松本(剛)国務大臣 百年という節目が大変大きな節目であることは、もう御指摘のとおりであります。

 また、日本が統治していた時代に朝鮮総督府を経由してもたらされたということそのものが歴史を踏まえたものであるというふうに私も理解をしておりますし、今回対象となる図書そのものについては、日本政府が保有をしているものということで、既に先ほどの御議論でありましたように、全省庁に調査を依頼いたしましたが、結果としては、宮内庁が所有をしているものが対象となったということであります。

 その中で、百年前の当時の政治情勢にかんがみれば、やはり朝鮮王朝というのがその時点では大変大きな存在であったということは、もちろん間違いない事実であるというふうに思っております。

赤松(正)委員 未来志向ということは、逆に言えば、過去へのこだわり、過去に拘泥するということの反対語としての未来志向ということだろうと思うんですね。

 それから、自発的措置の反対語というのは、他から言われた、他発的というんでしょうか、自発的の反対。余り自分としては望まないんだけれども言われるからやるということではなくて、これからの関係を重視し、そしてみずからそういう発出をする、こういうことなんでしょうけれども、それはやはり、それだけでは少し弱いという側面があって、私ども公明党は、うちの代表が韓国に行ったときに、韓国の大統領との間で、早急にこの朝鮮儀軌については引き渡すべきであるという情報発信をいたしました。

 やはりこういうことは、何というか、決めたからには気持ちよくやることが大事だろう、ああだこうだ言わない方がいいというふうに私は思っておるんですが、今申し上げたような、そういう百年という節目、そして、朝鮮の民族にとって、一番、ある意味でシンボルというか大事な側面である、そういう王朝にまつわる儀式に関するものである。先ほど同僚委員から、その他の図書についてはどうなのかということがありましたけれども、その他の図書についても、やはり王朝にまつわる、そういうさまざまな重要な文書であるということで、私は、朝鮮儀軌プラスその他のもの、そのものを一緒にするということにはこだわらないという思いであります。

 改めてお聞きしたいんですが、決着済みのことに、今回百年、そして、私の質問に答える格好で、王朝との関係というものもあるというような意味の答弁をされましたけれども、では、ここから先、例えば百十年とか百二十年とかあるいは百五十年という節目のときに、またこういうことを、未来志向で、そうして自発的に、まだ日本の中に残っているもので韓国に引き渡すというケースが出てくるということでしょうか。

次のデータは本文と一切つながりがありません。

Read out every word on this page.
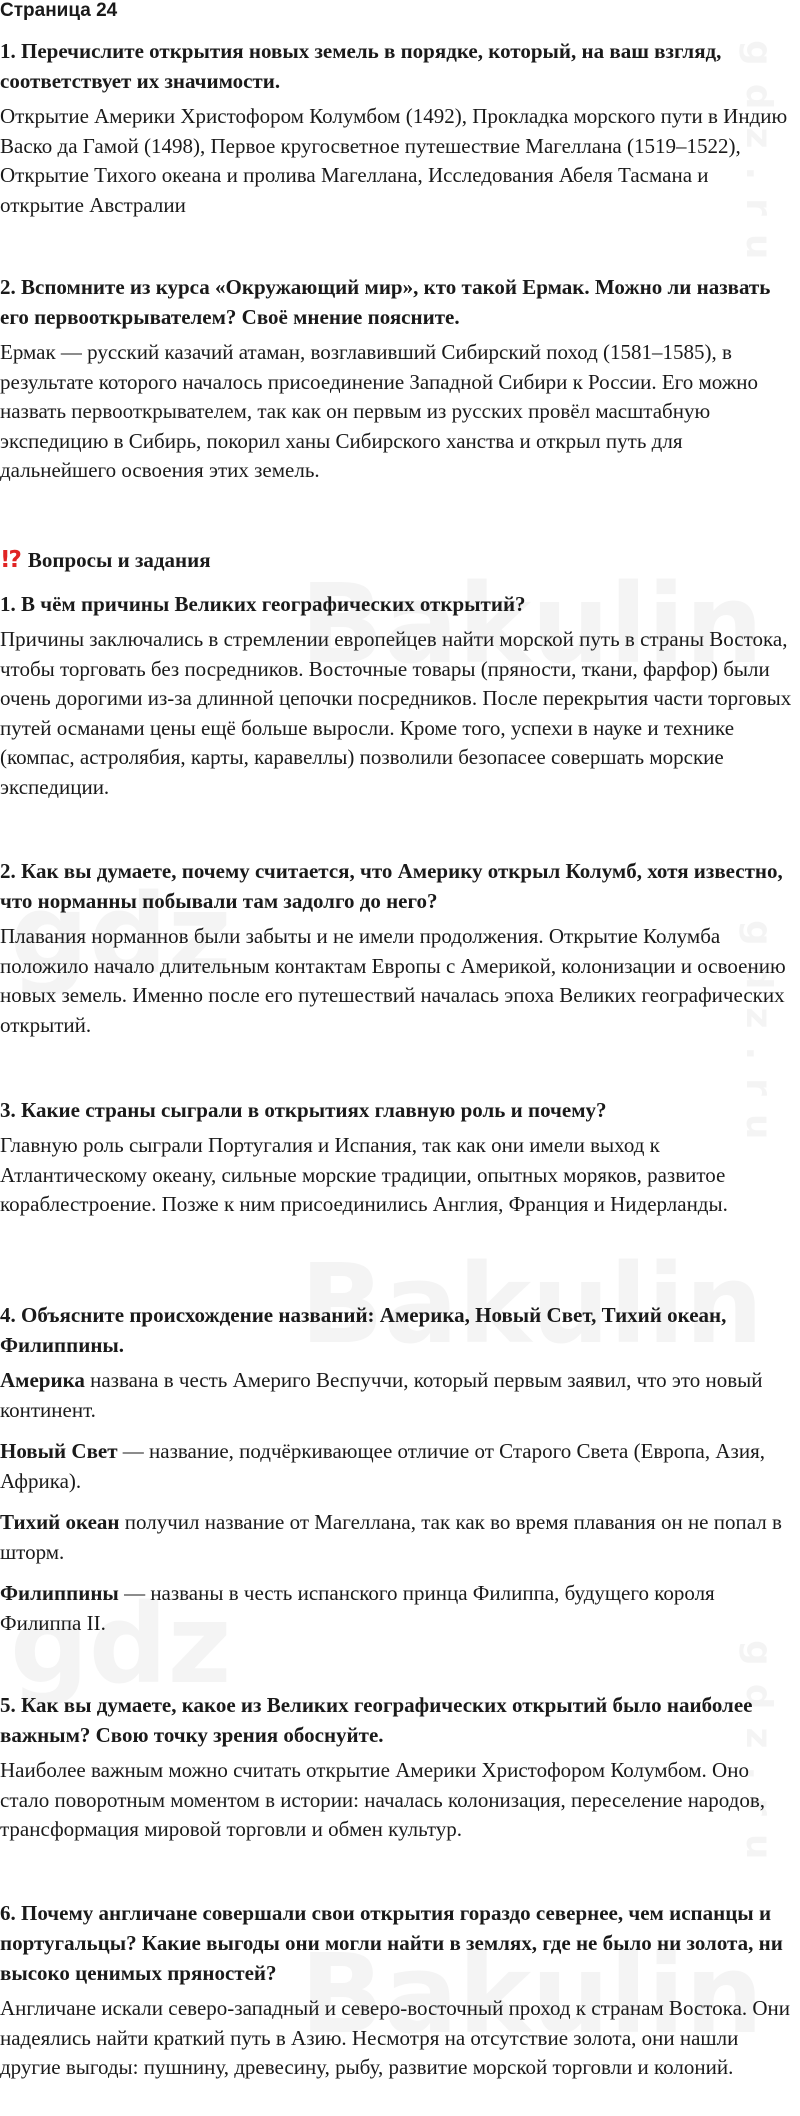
Страница 24

1. Перечислите открытия новых земель в порядке, который, на ваш взгляд, соответствует их значимости.

Открытие Америки Христофором Колумбом (1492), Прокладка морского пути в Индию Васко да Гамой (1498), Первое кругосветное путешествие Магеллана (1519–1522), Открытие Тихого океана и пролива Магеллана, Исследования Абеля Тасмана и открытие Австралии

2. Вспомните из курса «Окружающий мир», кто такой Ермак. Можно ли назвать его первооткрывателем? Своё мнение поясните.

Ермак — русский казачий атаман, возглавивший Сибирский поход (1581–1585), в результате которого началось присоединение Западной Сибири к России. Его можно назвать первооткрывателем, так как он первым из русских провёл масштабную экспедицию в Сибирь, покорил ханы Сибирского ханства и открыл путь для дальнейшего освоения этих земель.

!? Вопросы и задания

1. В чём причины Великих географических открытий?

Причины заключались в стремлении европейцев найти морской путь в страны Востока, чтобы торговать без посредников. Восточные товары (пряности, ткани, фарфор) были очень дорогими из-за длинной цепочки посредников. После перекрытия части торговых путей османами цены ещё больше выросли. Кроме того, успехи в науке и технике (компас, астролябия, карты, каравеллы) позволили безопасее совершать морские экспедиции.

2. Как вы думаете, почему считается, что Америку открыл Колумб, хотя известно, что норманны побывали там задолго до него?

Плавания норманнов были забыты и не имели продолжения. Открытие Колумба положило начало длительным контактам Европы с Америкой, колонизации и освоению новых земель. Именно после его путешествий началась эпоха Великих географических открытий.

3. Какие страны сыграли в открытиях главную роль и почему?

Главную роль сыграли Португалия и Испания, так как они имели выход к Атлантическому океану, сильные морские традиции, опытных моряков, развитое кораблестроение. Позже к ним присоединились Англия, Франция и Нидерланды.

4. Объясните происхождение названий: Америка, Новый Свет, Тихий океан, Филиппины.

Америка названа в честь Америго Веспуччи, который первым заявил, что это новый континент.

Новый Свет — название, подчёркивающее отличие от Старого Света (Европа, Азия, Африка).

Тихий океан получил название от Магеллана, так как во время плавания он не попал в шторм.

Филиппины — названы в честь испанского принца Филиппа, будущего короля Филиппа II.

5. Как вы думаете, какое из Великих географических открытий было наиболее важным? Свою точку зрения обоснуйте.

Наиболее важным можно считать открытие Америки Христофором Колумбом. Оно стало поворотным моментом в истории: началась колонизация, переселение народов, трансформация мировой торговли и обмен культур.

6. Почему англичане совершали свои открытия гораздо севернее, чем испанцы и португальцы? Какие выгоды они могли найти в землях, где не было ни золота, ни высоко ценимых пряностей?

Англичане искали северо-западный и северо-восточный проход к странам Востока. Они надеялись найти краткий путь в Азию. Несмотря на отсутствие золота, они нашли другие выгоды: пушнину, древесину, рыбу, развитие морской торговли и колоний.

松本(剛)国務大臣 先生が御指摘になりましたように、王朝由来という意味でいけば、朝鮮王朝儀軌というのは一つ大変大きなものだろうというふうに思っております。

 また、これも繰り返し申し上げてきたところでありますが、日本が統治をしていた時代に総督府を経由して、そして現在、私どもとして自発的に引き渡すことが可能となるものということで、日本政府が所有をするものということで限定をさせていただいたわけでありますが、これについては、全政府内すべて調査をいたしまして、すべて出しておりますので、現時点でこれ以上お引き渡しをするというものがあるというふうには考えておりません。

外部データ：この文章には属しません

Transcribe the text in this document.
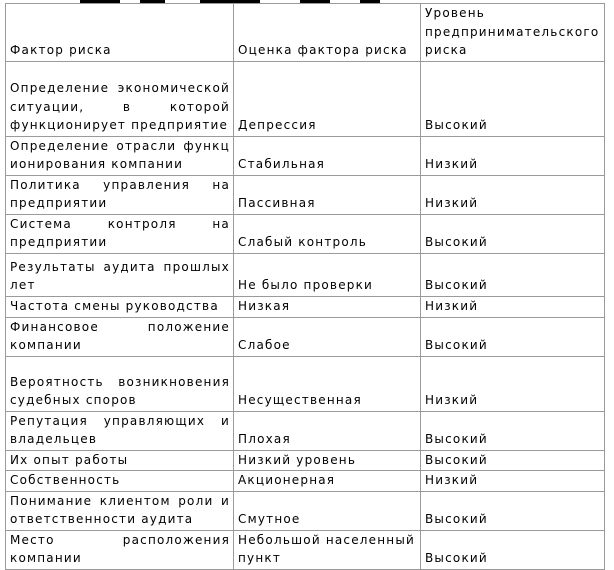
Фактор риска	Оценка фактора риска	Уровень предпринимательского риска
Определение экономической ситуации, в которой функционирует предприятие	Депрессия	Высокий
Определение отрасли функционирования компании	Стабильная	Низкий
Политика управления на предприятии	Пассивная	Низкий
Система контроля на предприятии	Слабый контроль	Высокий
Результаты аудита прошлых лет	Не было проверки	Высокий
Частота смены руководства	Низкая	Низкий
Финансовое положение компании	Слабое	Высокий
Вероятность возникновения судебных споров	Несущественная	Низкий
Репутация управляющих и владельцев	Плохая	Высокий
Их опыт работы	Низкий уровень	Высокий
Собственность	Акционерная	Низкий
Понимание клиентом роли и ответственности аудита	Смутное	Высокий
Место расположения компании	Небольшой населенный пункт	Высокий
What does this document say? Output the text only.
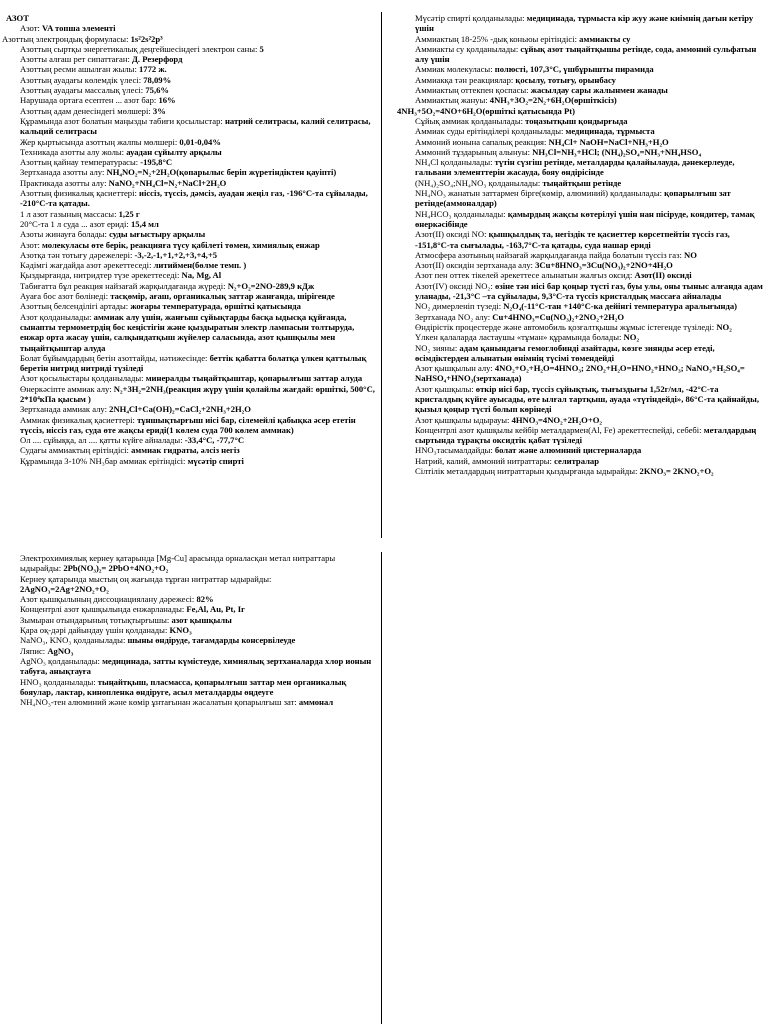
АЗОТ

Азот: VA топша элементі

Азоттың электрондық формуласы: 1s²2s²2p³

Азоттың сыртқы энергетикалық деңгейшесіндегі электрон саны: 5

Азотты алғаш рет сипаттаған: Д. Резерфорд

Азоттың ресми ашылған жылы: 1772 ж.

Азоттың ауадағы көлемдік үлесі: 78,09%

Азоттың ауадағы массалық үлесі: 75,6%

Нарушада ортаға есептен ... азот бар: 16%

Азоттың адам денесіндегі мөлшері: 3%

Құрамында азот болатын маңызды табиғи қосылыстар: натрий селитрасы, калий селитрасы, кальций селитрасы

Жер қыртысында азоттың жалпы мөлшері: 0,01-0,04%

Техникада азотты алу жолы: ауадан сұйылту арқылы

Азоттың қайнау температурасы: -195,8°C

Зертханада азотты алу: NH₄NO₂=N₂+2H₂O(қопарылыс беріп жүретіндіктен қауіпті)

Практикада азотты алу: NaNO₂+NH₄Cl=N₂+NaCl+2H₂O

Азоттың физикалық қасиеттері: иіссіз, түссіз, дәмсіз, ауадан жеңіл газ, -196°C-та сұйылады, -210°C-та қатады.

1 л азот газының массасы: 1,25 г

20°C-та 1 л суда ... азот ериді: 15,4 мл

Азоты жинауға болады: суды ығыстыру арқылы

Азот: молекуласы өте берік, реакцияға түсу қабілеті төмен, химиялық енжар

Азотқа тән тотығу дәрежелері: -3,-2,-1,+1,+2,+3,+4,+5

Кәдімгі жағдайда азот әрекеттеседі: литиймен(бөлме темп. )

Қыздырғанда, нитридтер түзе әрекеттеседі: Na, Mg, Al

Табиғатта бұл реакция найзағай жарқылдағанда жүреді: N₂+O₂=2NO-289,9 кДж

Ауаға бос азот бөлінеді: тасқөмір, ағаш, органикалық заттар жанғанда, шірігенде

Азоттың белсенділігі артады: жоғары температурада, өршіткі қатысында

Азот қолданылады: аммиак алу үшін, жанғыш сұйықтарды басқа ыдысқа құйғанда, сынапты термометрдің бос кеңістігін және қыздыратын электр лампасын толтыруда, енжар орта жасау үшін, салқындатқыш жүйелер саласында, азот қышқылы мен тыңайтқыштар алуда

Болат бұйымдардың бетін азоттайды, нәтижесінде: беттік қабатта болатқа үлкен қаттылық беретін нитрид нитридi түзіледі

Азот қосылыстары қолданылады: минералды тыңайтқыштар, қопарылғыш заттар алуда

Өнеркәсіпте аммиак алу: N₂+3H₂=2NH₃(реакция жүру үшін қолайлы жағдай: өршіткі, 500°C, 2*10⁴кПа қысым )

Зертханада аммиак алу: 2NH₄Cl+Ca(OH)₂=CaCl₂+2NH₃+2H₂O

Аммиак физикалық қасиеттері: тұншықтырғыш иісі бар, сілемейлі қабықка әсер ететін түссіз, иіссіз газ, суда өте жақсы ериді(1 көлем суда 700 көлем аммиак)

Ол .... сұйыққа, ал .... қатты күйге айналады: -33,4°C, -77,7°C

Судағы аммиактың ерітіндісі: аммиак гидраты, әлсіз негіз

Құрамында 3-10% NH₃бар аммиак ерітіндісі: мүсәтір спирті

Мүсәтір спирті қолданылады: медицинада, тұрмыста кір жуу және киімнің дағын кетіру үшін

Аммиактың 18-25% -дық коньюы ерітіндісі: аммиакты су

Аммиакты су қолданылады: сұйық азот тыңайтқышы ретінде, сода, аммоний сульфатын алу үшін

Аммиак молекуласы: полюсті, 107,3°C, үшбұрышты пирамида

Аммиакқа тән реакциялар: қосылу, тотығу, орынбасу

Аммиактың оттекпен қоспасы: жасылдау сары жалынмен жанады

Аммиактың жануы: 4NH₃+3O₂=2N₂+6H₂O(өршіткісіз)

4NH₃+5O₂=4NO+6H₂O(өршіткі қатысында Pt)

Сұйық аммиак қолданылады: тоңазытқыш қондырғыда

Аммиак суды ерітінділері қолданылады: медицинада, тұрмыста

Аммоний ионына сапалық реакция: NH₄Cl+ NaOH=NaCl+NH₃+H₂O

Аммоний тұздарының алынуы: NH₃Cl=NH₃+HCl; (NH₄)₂SO₄=NH₃+NH₄HSO₄

NH₄Cl қолданылады: түтін сүзгіш ретінде, металдарды қалайылауда, дәнекерлеуде, гальвани элементтерін жасауда, бояу өндірісінде

(NH₄)₂SO₄;NH₄NO₃ қолданылады: тыңайтқыш ретінде

NH₄NO₃ жанатын заттармен бірге(көмір, алюминий) қолданылады: қопарылғыш зат ретінде(аммоналдар)

NH₄HCO₃ қолданылады: қамырдың жақсы көтерілуі үшін нан пісіруде, кондитер, тамақ өнеркәсібінде

Азот(II) оксиді NO: қышқылдық та, негіздік те қасиеттер көрсетпейтін түссіз газ, -151,8°C-та сығылады, -163,7°C-та қатады, суда нашар ериді

Атмосфера азотының найзағай жарқылдағанда пайда болатын түссіз газ: NO

Азот(II) оксидін зертханада алу: 3Cu+8HNO₃=3Cu(NO₃)₂+2NO+4H₂O

Азот пен оттек тікелей әрекеттесе алынатын жалғыз оксид: Азот(II) оксиді

Азот(IV) оксиді NO₂: өзіне тән иісі бар қоңыр түсті газ, буы улы, оны тыныс алғанда адам уланады, -21,3°C –та сұйылады, 9,3°C-та түссіз кристалдық массаға айналады

NO₂ димерленіп түзеді: N₂O₄(-11°C-тан +140°C-ка дейінгі температура аралығында)

Зертханада NO₂ алу: Cu+4HNO₃=Cu(NO₃)₂+2NO₂+2H₂O

Өндірістік процестерде және автомобиль қозғалтқышы жұмыс істегенде түзіледі: NO₂

Үлкен қалаларда ластаушы «тұман» құрамында болады: NO₂

NO₂ зияны: адам қанындағы гемоглобинді азайтады, көзге зиянды әсер етеді, өсімдіктерден алынатын өнімнің түсімі төмендейді

Азот қышқылын алу: 4NO₂+O₂+H₂O=4HNO₃; 2NO₂+H₂O=HNO₂+HNO₃; NaNO₃+H₂SO₄= NaHSO₄+HNO₃(зертханада)

Азот қышқылы: өткір иісі бар, түссіз сұйықтық, тығыздығы 1,52г/мл, -42°C-та кристалдық күйге ауысады, өте ылғал тартқыш, ауада «түтіндейді», 86°C-та қайнайды, қызыл қоңыр түсті болып көрінеді

Азот қышқылы ыдырауы: 4HNO₃=4NO₂+2H₂O+O₂

Концентрлі азот қышқылы кейбір металдармен(Al, Fe) әрекеттеспейді, себебі: металдардың сыртында тұрақты оксидтік қабат түзіледі

HNO₃тасымалдайды: болат және алюминий цистерналарда

Натрий, калий, аммоний нитраттары: селитралар

Сілтілік металдардың нитраттарын қыздырғанда ыдырайды: 2KNO₃= 2KNO₂+O₂

Электрохимиялық кернеу қатарында [Mg-Cu] арасында орналасқан метал нитраттары ыдырайды: 2Pb(NO₃)₂= 2PbO+4NO₂+O₂

Кернеу қатарында мыстың оң жағында тұрған нитраттар ыдырайды:

2AgNO₃=2Ag+2NO₂+O₂

Азот қышқылының диссоциациялану дәрежесі: 82%

Концентрлі азот қышқылында енжарланады: Fe,Al, Au, Pt, Ir

Зымыран отындарының тотықтырғышы: азот қышқылы

Қара оқ-дәрі дайындау үшін қолданады: KNO₃

NaNO₃, KNO₃ қолданылады: шыны өндіруде, тағамдарды консервілеуде

Ляпис: AgNO₃

AgNO₃ қолданылады: медицинада, затты күмістеуде, химиялық зертханаларда хлор ионын табуға, анықтауға

HNO₃ қолданылады: тыңайтқыш, пласмасса, қопарылғыш заттар мен органикалық бояулар, лактар, кинопленка өндіруге, асыл металдарды өңдеуге

NH₄NO₃-тен алюминий және көмір ұнтағынан жасалатын қопарылғыш зат: аммонал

 また、先生御指摘のように、未来志向の裏返しは過去を振り返る、また、自発的の裏返しは受動的なこと、こういうお話であったわけでありますけれども、やはり菅総理の談話においても、もちろん過去を振り返っている部分もあるわけですが、それを踏まえて、適切な定義として今のような限定、定義が出てきたものと考えており、この定義に対してこたえられるものは今回これですべてであるというのが現在の私どもの考え方でございます。

赤松(正)委員 先方の朝鮮の王朝にかかわるものという部分では、一九九一年の四月に、リ・マサコとお読みするんでしょうか、李方子女史に由来する服飾等の譲渡に関する日本国政府と大韓民国政府との間の協定、一九九一年四月の時点で、日韓間の主な文化財の引き渡しの例としては、今回以前にこのケースがあるわけですね。そして、今回のケース。

 つまり、私が先ほど来言っておりますように、日韓基本条約で決着済みというこの文化財をめぐる日韓間におけるその引き渡しのケースとしては、ある意味、図書ではありませんけれども、そういう服飾に関する譲渡に続いて今回が二回目ということで、今大臣は、ここから先はもうこれでない、そういうふうに言われたんですが、現時点ではこれ以外には出てこない、したがって、未来志向とかあるいは自発的措置という言葉をもってしてでも、ここから先はそういうケースはない、このように決めていいんですね。

松本(剛)国務大臣 日韓の関係での文化財が移動したという意味では、そもそも、おっしゃっていただいた昭和四十年、一九六五年に文化財及び文化協力に関する協定で、国交正常化に際して、やはり協定附属書に掲げる文化財、これを「両国の文化における歴史的な関係にかんがみ、両国の学術及び文化の発展並びに研究に寄与することを希望して、」ということで引き渡しているところでございます。

 その後、一九九一年は、今先生御指摘のとおり、イ・パンジャと読むそうでありますけれども、これは故人の遺志を受けて、両国間の友好関係及び諸分野における協力関係の発展に資するための特別措置として引き渡しを行ったというふうに承知をしております。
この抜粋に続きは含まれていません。